Employment: SCOTUS Rules That No Merits Determination Required For Defendant To Be Declared Prevailing Party In EEOC Employment Discrimination Action

 

Laughing Matter? –  Fee Award Remanded For Further Factual Determinations Regarding Frivolousness.

    In CRST Van Expedited, Inc. v. EEOC, No. 14-1375 (U.S. Supreme Court May 19, 2016), SCOTUS was reviewing a fee award in favor of a defendant and against the EEOC in an amount of over $4 million after a district judge determined that defendant prevailed under 42 U.S.C. § 2000e-5(k), a fee-shifting statute discretionarily allowing a district court to award fees to a prevailing defendant in employment discrimination actions.  However, the Eighth Circuit Court of Appeals reversed the fee order, determining that defendant did not obtain a merits ruling in its favor (given that judgment was entered based on some condition precedent procedural noncompliance issues).

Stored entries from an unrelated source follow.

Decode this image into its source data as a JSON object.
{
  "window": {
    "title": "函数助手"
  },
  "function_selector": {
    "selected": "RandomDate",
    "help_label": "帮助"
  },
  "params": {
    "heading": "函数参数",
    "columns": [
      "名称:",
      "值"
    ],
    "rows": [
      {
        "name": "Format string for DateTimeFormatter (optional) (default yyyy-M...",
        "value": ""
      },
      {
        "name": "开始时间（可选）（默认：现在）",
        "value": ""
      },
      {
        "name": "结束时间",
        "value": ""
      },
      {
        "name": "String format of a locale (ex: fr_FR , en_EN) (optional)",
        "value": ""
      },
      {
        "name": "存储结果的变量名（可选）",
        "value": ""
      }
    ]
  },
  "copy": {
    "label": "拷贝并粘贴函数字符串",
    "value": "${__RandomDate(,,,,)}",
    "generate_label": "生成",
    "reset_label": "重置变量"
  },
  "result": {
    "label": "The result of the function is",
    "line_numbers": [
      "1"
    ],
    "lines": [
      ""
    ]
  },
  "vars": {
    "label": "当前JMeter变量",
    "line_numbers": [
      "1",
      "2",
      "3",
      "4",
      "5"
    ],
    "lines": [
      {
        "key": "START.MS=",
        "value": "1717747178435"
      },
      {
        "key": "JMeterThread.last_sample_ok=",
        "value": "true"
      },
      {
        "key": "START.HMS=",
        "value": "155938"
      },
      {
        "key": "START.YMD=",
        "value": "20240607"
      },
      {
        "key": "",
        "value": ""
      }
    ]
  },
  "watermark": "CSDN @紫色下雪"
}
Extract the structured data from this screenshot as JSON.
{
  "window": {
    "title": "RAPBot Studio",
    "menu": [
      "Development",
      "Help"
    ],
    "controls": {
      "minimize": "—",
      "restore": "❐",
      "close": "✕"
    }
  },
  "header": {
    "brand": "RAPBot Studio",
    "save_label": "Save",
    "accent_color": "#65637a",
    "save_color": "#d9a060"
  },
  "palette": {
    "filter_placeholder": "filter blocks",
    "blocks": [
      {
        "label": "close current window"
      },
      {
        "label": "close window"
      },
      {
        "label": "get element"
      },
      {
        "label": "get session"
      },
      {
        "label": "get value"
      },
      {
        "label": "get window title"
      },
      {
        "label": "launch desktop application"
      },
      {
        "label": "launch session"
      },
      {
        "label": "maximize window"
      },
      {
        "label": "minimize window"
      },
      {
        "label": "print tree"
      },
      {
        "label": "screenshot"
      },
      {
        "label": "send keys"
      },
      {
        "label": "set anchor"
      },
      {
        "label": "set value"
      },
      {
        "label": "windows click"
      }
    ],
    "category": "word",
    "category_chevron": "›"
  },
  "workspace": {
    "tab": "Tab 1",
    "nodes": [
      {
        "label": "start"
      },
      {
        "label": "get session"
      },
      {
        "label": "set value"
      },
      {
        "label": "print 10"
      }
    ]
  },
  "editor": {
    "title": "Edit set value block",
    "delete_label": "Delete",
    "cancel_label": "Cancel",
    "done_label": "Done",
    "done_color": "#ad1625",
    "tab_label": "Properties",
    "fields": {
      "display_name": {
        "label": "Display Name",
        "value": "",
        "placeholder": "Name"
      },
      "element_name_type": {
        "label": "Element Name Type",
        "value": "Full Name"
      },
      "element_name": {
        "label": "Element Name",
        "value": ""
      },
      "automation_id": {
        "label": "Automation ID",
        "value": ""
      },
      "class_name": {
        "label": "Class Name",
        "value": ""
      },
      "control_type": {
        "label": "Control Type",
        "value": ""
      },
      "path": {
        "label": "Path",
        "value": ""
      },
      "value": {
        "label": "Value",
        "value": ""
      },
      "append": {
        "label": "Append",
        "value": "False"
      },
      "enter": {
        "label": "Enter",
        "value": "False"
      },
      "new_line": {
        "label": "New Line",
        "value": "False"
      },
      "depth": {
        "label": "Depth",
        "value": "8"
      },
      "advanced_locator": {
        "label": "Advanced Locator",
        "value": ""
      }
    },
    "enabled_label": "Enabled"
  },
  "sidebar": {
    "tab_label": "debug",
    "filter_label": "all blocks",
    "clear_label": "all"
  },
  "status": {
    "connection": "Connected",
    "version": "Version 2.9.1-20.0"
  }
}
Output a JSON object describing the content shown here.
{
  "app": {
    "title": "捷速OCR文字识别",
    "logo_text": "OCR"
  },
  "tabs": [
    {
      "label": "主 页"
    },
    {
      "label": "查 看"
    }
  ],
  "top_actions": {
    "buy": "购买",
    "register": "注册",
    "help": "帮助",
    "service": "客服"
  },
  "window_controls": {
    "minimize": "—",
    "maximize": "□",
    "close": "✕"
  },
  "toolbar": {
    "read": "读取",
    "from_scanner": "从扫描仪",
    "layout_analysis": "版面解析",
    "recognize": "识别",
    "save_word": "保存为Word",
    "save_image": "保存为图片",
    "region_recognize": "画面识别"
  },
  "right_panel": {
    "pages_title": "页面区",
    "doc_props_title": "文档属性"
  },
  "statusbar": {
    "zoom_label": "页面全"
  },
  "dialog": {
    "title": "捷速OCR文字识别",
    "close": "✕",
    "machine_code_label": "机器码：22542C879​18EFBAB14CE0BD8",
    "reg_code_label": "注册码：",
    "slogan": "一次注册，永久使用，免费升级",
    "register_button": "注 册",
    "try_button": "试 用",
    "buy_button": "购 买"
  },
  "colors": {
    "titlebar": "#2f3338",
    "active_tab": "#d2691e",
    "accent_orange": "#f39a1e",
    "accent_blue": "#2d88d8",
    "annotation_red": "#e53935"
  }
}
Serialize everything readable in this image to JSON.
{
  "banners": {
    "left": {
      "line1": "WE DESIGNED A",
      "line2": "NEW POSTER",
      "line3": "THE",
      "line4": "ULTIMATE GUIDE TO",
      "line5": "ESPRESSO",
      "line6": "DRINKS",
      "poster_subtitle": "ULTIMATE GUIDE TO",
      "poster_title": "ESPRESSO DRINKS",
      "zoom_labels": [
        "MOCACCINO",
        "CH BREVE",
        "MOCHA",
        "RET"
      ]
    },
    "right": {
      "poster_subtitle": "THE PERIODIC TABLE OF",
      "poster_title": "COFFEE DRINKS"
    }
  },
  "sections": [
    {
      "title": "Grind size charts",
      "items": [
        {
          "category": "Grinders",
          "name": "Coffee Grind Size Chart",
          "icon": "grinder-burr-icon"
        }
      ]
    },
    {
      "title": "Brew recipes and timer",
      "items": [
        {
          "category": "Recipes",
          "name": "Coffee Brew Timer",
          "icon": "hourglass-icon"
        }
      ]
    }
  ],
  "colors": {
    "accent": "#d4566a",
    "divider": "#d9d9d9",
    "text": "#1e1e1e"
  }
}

    SCOTUS reversed based on the central issue for which certiorari was granted.  It determined that a defendant does not have to obtain a merits ruling, simply a favorable one, in order to be considered as a “prevailing party” under section 2000e-5(k). However, it remanded to consider whether a fee order was justified especially given EEOC’s “new” argument that its case had to be deemed frivolous so as to justify a fee award.